Journal d’un journal, de Mathieu Sapin. Editions Delcourt. 14,95 €.

Vous en rêviez ? Mathieu Sapin l’a fait ! Entre les mois de mars et juin 2011, l’auteur du Journal de la jungle paru à L’Association, du diptyque Feuille de chou ou encore de La Fille du savant fou chez Delcourt, est parvenu à se transformer en petite souris et à se faufiler entre les journalistes, rédacteurs en chef, documentalistes, secrétaires, administratifs et autres personnels du quotidien Libération. Pendant des semaines, il a ainsi pu suivre le travail quotidien de ces hommes et femmes dans l’immeuble de la rue Béranger et sur le terrain, côtoyer les personnalités comme les petites mains, assister aux microdécisions comme aux grands débats, mesurer toute la difficulté d’élaborer et de publier chaque jour un journal, de gérer dans le même temps les rapports humains, de contourner les problèmes techniques, de peser les mots et choisir les bonnes photos…

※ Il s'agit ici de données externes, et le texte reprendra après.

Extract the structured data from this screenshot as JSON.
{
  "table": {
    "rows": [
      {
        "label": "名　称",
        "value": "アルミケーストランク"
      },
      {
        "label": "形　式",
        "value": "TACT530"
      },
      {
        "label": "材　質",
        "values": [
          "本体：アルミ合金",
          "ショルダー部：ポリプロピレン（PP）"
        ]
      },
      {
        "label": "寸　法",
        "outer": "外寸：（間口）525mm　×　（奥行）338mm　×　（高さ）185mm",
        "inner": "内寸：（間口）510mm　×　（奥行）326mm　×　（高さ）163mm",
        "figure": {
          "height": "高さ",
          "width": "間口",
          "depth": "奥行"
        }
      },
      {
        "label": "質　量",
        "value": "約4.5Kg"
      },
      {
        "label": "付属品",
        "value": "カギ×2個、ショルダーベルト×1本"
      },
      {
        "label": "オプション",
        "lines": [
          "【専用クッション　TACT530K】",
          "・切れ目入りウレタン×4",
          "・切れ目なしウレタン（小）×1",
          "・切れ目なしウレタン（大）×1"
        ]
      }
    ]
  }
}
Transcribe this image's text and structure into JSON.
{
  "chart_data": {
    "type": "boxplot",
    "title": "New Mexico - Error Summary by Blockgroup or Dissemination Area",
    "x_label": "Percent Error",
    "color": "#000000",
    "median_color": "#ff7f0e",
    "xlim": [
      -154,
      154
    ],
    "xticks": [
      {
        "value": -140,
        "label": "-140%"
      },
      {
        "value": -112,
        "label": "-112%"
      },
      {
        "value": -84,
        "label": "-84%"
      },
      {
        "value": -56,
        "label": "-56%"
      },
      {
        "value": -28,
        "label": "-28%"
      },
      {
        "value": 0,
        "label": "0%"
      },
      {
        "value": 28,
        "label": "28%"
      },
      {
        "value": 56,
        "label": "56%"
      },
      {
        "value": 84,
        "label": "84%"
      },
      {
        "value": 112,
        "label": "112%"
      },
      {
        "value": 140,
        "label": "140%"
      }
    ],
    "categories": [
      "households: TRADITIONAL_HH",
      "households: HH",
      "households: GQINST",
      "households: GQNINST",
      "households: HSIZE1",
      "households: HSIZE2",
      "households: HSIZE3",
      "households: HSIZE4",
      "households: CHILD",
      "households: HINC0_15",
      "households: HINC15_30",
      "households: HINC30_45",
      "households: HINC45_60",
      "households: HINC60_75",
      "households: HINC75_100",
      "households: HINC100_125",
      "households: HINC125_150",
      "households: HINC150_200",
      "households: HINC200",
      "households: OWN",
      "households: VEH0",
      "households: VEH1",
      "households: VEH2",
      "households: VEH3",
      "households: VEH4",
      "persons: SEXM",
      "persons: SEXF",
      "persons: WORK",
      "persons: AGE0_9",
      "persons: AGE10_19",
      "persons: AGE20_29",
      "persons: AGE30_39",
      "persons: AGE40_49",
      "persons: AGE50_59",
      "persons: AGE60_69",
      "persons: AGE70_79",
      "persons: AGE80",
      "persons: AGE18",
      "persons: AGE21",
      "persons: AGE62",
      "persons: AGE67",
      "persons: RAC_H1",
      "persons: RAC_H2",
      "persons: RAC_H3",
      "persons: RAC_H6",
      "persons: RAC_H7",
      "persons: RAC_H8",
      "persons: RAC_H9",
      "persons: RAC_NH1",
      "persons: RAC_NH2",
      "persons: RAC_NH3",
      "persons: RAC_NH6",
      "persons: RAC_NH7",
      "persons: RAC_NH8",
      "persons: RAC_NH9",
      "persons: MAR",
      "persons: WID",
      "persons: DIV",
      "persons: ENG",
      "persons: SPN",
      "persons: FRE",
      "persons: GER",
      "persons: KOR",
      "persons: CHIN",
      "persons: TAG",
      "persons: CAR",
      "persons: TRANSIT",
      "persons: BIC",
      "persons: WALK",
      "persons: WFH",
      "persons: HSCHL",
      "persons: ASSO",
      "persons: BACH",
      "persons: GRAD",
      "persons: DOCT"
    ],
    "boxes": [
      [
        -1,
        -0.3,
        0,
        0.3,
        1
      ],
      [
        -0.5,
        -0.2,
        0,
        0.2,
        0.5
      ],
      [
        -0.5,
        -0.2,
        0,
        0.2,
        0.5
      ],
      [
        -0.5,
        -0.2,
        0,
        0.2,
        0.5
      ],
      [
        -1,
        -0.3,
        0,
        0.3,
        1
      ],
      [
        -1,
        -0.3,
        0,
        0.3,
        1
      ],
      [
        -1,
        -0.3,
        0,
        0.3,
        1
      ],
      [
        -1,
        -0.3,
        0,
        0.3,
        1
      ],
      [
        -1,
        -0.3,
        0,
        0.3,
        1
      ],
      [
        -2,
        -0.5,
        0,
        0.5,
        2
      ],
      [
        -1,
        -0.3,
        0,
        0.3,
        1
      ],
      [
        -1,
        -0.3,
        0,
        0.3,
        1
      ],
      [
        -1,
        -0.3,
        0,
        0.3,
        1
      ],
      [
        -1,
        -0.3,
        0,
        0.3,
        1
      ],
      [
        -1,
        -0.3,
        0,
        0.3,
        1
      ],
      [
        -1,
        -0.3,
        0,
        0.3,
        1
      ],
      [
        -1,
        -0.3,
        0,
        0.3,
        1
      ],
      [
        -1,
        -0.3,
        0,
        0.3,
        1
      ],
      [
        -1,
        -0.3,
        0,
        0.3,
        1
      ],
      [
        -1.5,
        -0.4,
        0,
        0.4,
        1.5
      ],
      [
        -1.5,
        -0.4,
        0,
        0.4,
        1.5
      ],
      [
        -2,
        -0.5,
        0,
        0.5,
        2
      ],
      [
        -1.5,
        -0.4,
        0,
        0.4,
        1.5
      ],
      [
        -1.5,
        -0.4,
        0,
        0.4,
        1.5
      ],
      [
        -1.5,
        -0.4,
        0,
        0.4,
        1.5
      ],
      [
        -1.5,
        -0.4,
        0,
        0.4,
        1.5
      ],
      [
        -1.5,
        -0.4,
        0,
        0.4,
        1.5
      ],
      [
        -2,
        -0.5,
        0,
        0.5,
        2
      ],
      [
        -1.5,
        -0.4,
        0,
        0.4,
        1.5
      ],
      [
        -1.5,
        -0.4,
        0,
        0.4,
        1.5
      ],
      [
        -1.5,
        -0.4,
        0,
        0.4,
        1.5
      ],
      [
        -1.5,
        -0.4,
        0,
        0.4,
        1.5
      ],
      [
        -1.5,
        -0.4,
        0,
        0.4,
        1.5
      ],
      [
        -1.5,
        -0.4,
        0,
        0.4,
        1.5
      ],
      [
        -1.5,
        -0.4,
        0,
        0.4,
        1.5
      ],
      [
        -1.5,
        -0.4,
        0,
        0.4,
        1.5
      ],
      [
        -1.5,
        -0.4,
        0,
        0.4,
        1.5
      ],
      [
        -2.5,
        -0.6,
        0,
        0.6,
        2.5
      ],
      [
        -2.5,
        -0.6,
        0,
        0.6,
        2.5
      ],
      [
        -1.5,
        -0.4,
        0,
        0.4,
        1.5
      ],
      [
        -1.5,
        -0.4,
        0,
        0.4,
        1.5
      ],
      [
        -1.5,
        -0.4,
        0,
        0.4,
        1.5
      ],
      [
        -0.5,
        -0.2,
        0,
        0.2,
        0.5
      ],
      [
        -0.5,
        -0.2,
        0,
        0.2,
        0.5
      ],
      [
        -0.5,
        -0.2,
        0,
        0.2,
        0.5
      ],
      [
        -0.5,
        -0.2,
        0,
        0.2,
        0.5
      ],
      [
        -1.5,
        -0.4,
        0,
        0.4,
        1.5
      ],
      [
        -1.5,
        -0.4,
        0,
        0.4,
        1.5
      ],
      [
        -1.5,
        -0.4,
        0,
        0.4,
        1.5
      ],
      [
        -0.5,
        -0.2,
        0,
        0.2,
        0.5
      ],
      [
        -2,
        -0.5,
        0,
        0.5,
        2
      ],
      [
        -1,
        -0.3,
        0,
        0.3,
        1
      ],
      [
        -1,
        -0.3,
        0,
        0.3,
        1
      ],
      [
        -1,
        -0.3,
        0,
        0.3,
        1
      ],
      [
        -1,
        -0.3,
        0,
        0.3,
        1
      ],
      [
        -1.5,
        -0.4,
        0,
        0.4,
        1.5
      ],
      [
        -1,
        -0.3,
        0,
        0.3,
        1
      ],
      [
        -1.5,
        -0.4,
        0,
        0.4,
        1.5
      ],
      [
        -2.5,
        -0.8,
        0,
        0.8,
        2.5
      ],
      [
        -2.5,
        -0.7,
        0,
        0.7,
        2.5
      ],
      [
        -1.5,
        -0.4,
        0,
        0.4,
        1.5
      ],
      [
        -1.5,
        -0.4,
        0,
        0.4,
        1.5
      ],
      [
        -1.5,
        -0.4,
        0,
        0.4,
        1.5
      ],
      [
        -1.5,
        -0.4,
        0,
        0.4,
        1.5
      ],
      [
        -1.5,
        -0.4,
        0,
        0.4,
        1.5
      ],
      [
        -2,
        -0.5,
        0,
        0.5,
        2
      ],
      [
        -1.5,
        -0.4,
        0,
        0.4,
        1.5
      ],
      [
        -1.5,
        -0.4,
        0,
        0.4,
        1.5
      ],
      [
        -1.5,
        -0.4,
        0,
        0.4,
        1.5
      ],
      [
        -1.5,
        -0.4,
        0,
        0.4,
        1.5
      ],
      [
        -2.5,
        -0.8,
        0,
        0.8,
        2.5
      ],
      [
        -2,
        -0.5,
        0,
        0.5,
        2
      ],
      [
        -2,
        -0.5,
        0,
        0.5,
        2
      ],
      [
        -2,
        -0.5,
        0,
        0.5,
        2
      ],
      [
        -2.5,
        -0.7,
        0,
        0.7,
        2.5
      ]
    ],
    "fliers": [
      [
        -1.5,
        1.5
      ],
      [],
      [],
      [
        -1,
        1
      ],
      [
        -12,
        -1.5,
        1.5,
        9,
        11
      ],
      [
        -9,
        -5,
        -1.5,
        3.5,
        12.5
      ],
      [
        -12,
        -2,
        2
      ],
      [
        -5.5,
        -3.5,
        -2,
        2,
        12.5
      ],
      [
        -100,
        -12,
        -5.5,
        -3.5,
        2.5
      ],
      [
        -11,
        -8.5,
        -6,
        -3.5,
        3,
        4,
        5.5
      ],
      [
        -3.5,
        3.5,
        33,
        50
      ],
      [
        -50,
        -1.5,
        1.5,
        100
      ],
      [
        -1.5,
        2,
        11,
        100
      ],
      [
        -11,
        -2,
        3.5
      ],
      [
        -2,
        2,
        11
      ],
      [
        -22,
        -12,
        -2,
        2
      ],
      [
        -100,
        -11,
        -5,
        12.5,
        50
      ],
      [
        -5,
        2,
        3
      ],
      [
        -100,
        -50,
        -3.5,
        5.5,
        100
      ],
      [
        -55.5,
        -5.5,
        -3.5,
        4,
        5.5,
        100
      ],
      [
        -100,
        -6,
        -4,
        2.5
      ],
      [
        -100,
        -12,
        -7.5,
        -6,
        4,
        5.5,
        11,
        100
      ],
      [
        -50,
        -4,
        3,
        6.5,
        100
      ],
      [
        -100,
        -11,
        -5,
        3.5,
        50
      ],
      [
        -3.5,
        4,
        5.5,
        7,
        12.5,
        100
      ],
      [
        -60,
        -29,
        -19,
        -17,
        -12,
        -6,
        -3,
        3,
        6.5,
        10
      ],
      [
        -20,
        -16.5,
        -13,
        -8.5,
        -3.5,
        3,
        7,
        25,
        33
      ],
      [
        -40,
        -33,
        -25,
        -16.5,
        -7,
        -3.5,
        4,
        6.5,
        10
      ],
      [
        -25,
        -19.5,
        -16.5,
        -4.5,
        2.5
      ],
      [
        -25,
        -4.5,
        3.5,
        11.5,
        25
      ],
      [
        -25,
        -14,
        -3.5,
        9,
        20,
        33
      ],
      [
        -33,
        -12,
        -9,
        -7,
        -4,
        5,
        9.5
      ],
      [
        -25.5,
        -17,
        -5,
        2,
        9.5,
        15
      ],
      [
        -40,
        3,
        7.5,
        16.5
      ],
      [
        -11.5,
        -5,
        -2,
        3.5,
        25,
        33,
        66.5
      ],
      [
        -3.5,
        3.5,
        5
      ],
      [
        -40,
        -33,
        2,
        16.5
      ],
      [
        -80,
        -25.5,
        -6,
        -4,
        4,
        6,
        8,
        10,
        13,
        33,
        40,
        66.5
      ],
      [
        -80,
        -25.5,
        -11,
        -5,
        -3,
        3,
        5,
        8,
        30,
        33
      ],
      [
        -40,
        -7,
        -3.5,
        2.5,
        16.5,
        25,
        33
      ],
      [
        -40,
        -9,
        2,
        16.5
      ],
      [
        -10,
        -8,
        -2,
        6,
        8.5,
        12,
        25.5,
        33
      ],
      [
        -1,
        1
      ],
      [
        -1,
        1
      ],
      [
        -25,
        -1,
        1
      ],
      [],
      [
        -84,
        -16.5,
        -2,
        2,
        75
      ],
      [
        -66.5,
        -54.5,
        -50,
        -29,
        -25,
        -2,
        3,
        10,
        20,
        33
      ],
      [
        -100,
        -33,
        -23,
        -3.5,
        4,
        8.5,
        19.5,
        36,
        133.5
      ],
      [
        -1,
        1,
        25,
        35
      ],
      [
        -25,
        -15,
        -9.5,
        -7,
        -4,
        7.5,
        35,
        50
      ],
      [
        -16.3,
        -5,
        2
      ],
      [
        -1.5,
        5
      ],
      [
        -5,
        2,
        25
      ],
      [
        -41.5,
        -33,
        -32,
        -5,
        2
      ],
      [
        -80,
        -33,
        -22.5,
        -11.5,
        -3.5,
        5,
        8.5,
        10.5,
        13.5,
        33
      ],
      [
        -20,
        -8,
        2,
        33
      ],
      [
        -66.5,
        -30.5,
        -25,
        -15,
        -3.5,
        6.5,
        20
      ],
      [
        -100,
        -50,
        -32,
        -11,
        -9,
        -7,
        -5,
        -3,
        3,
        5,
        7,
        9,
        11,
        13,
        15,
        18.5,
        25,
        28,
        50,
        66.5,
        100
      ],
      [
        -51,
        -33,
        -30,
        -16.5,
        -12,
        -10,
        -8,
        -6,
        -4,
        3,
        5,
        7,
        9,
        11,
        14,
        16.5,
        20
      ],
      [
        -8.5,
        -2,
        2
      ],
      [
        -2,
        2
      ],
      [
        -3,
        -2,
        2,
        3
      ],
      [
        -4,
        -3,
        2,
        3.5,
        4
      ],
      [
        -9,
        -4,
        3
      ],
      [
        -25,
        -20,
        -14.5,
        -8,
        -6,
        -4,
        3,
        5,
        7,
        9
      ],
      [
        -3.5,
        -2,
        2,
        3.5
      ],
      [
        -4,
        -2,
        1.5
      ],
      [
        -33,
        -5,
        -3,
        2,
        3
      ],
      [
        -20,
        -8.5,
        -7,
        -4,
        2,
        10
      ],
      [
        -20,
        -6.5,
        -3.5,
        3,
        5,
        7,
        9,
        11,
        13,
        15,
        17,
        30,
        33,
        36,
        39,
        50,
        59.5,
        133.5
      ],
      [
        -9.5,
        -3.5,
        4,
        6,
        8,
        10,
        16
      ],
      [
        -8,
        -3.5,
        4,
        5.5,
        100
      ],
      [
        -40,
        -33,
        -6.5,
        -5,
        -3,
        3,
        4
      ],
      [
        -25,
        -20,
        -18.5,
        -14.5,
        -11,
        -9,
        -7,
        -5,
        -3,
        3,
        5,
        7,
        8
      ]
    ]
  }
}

Témoin privilégié mais témoin généreux, Mathieu Sapin nous fait partager cette fabuleuse expérience dans un petit livre publié dans la collection Shampooing, réunissant une succession de saynètes élaborées au fil des pérégrinations de notre envoyé très spécial. Et le résultat est génial. Absolument génial ! Document unique en son genre, comme le qualifie le directeur du journal, Nicolas Demorand, dans la préface qu’il a souhaité écrire, Journal d’un journal nous offre en même temps qu’une immersion totale dans la vie du journal, un angle singulier sur les événements forts qui ont marqué ces derniers mois comme la mort de Ben Laden, les révolutions dans le monde arabe ou l’affaire DSK. Un album rigoureusement indispensable pour tous ceux qui s’intéressent de près ou de loin à la Bande dessinée-reportage ou aux médias ! E.G.

L’info en +

Retrouvez ici ou mais globalement c’est pareil le blog de Mathieu créé lors de son séjour à Libé !

Les Règles du jeu, Urban (tome 1), de Brunschwig et Ricci. Editions Futuropolis. 13 €.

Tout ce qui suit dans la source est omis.